The principle I want to cultivate, and practice, is simply to produce average things. But at least do it consistently. Like writing a blog.

It extends to any discipline; whatever you wish to improve upon: creative pursuits like writing, music and art; fitness and sports; your job; practicing kindness; chatting to strangers; reading more; joining a society; or DIY at home. Do it all averagely but consistently.

I am not striving for average, only accepting that I will rarely produce or do something first time which brings me great delight, and that is fine.

It overlaps with a principle a politician once emphasised: cultivate a bias towards action. Though we might wish politicians acted less.

Highly successful people, who do much in this life, are not usually those with terrifying talent, but simply those who put themselves out there and continue to act, step forward, fail and move on, refine their approach, welcome the learning curve, and suffer scrutiny. That is talent, I suppose.

I recoil at the idea of just doing something rather than mulling over it carefully. I try to be careful with words and measured with actions, to a fault. Often it means I fear committing to somewhere or someone. I fear not finishing something, or regretting I ever started it. But this fear is part of that same mindset. A bias towards action tends to finish what it starts because it doesn’t get caught up in the navel-gazing that stupefies you to the world outside your head.

Producing lots of average things means addressing another fear, for myself at least. I fear the public eye which might expose me as a fraud. When there is nothing tangible on which I can be assessed I’m free to pretend, imagining anything myself. It is only when my self-aggrandising notions get dragged into reality and ignominiously shot, that I am free to test, refine and improve those elements of myself I once satisfied through solipsistic self-absorption.

Our world values excellence in ambiguity. The modern professional is prized for their ability to create, destroy and recreate themselves endlessly for the needs of the organisation. Bureaucrats and managers are doomed to serve arbitrary metrics for endless stakeholders through laborious consultations, town-halls and Teams meetings, without getting anything tangible done. Britain’s economy is so professionalised, and we are so alienated from the product of our labours, that Marx would concede if proletarian revolution had not come already, it never would. Humans are nothing if not adaptable.

When we lack objective, external metrics of what we’ve produced, we settle even more contentedly in ambiguity, while losing the outline of our humanity. That is best left as the topic for another blog, but I leave it as an exhortation to produce something average, or even far below average, for the sake of our dignity.
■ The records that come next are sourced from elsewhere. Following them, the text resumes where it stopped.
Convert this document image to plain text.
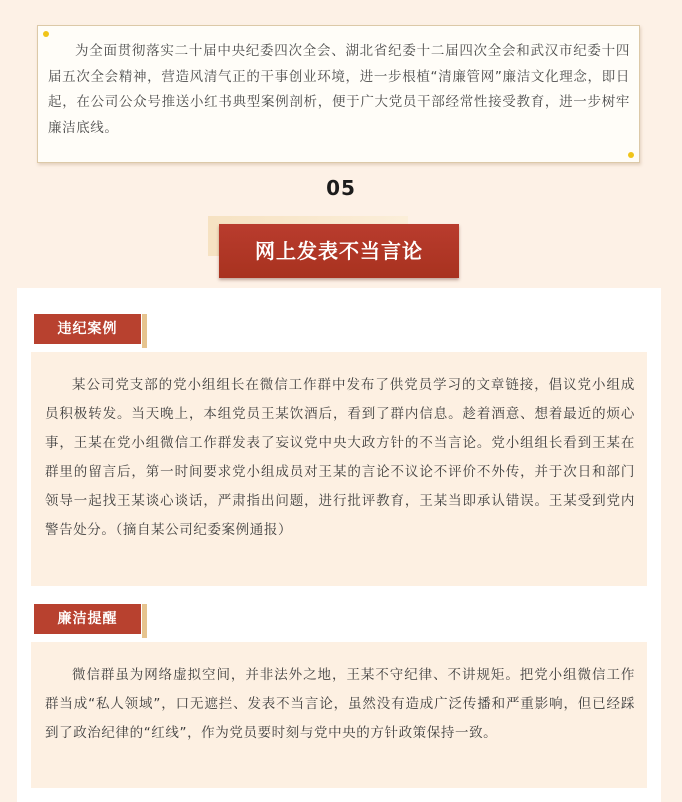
为全面贯彻落实二十届中央纪委四次全会、湖北省纪委十二届四次全会和武汉市纪委十四届五次全会精神，营造风清气正的干事创业环境，进一步根植“清廉管网”廉洁文化理念，即日起，在公司公众号推送小红书典型案例剖析，便于广大党员干部经常性接受教育，进一步树牢廉洁底线。

05
网上发表不当言论
违纪案例

某公司党支部的党小组组长在微信工作群中发布了供党员学习的文章链接，倡议党小组成员积极转发。当天晚上，本组党员王某饮酒后，看到了群内信息。趁着酒意、想着最近的烦心事，王某在党小组微信工作群发表了妄议党中央大政方针的不当言论。党小组组长看到王某在群里的留言后，第一时间要求党小组成员对王某的言论不议论不评价不外传，并于次日和部门领导一起找王某谈心谈话，严肃指出问题，进行批评教育，王某当即承认错误。王某受到党内警告处分。（摘自某公司纪委案例通报）

廉洁提醒

微信群虽为网络虚拟空间，并非法外之地，王某不守纪律、不讲规矩。把党小组微信工作群当成“私人领域”，口无遮拦、发表不当言论，虽然没有造成广泛传播和严重影响，但已经踩到了政治纪律的“红线”，作为党员要时刻与党中央的方针政策保持一致。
As Woody Allen once said, “I hate reality, but it is still the only place where I can get a decent steak.”

Published by Four Discoursemen

Four friends offering their thoughts on life, death, God and some things in between.

3 thoughts on “Produce something average

  1. On a different but related note, I joke that my writing process is modeled on Genesis 1: produce a draft that is formless and empty and then edit it until it is organized and filled with content. I find that giving myself permission to produce a formless and empty draft gets me over the initial block so that I can actually write something. Sometimes the first draft turns out not to be terrible, but I need to give myself permission to write badly if I’m going to write at all.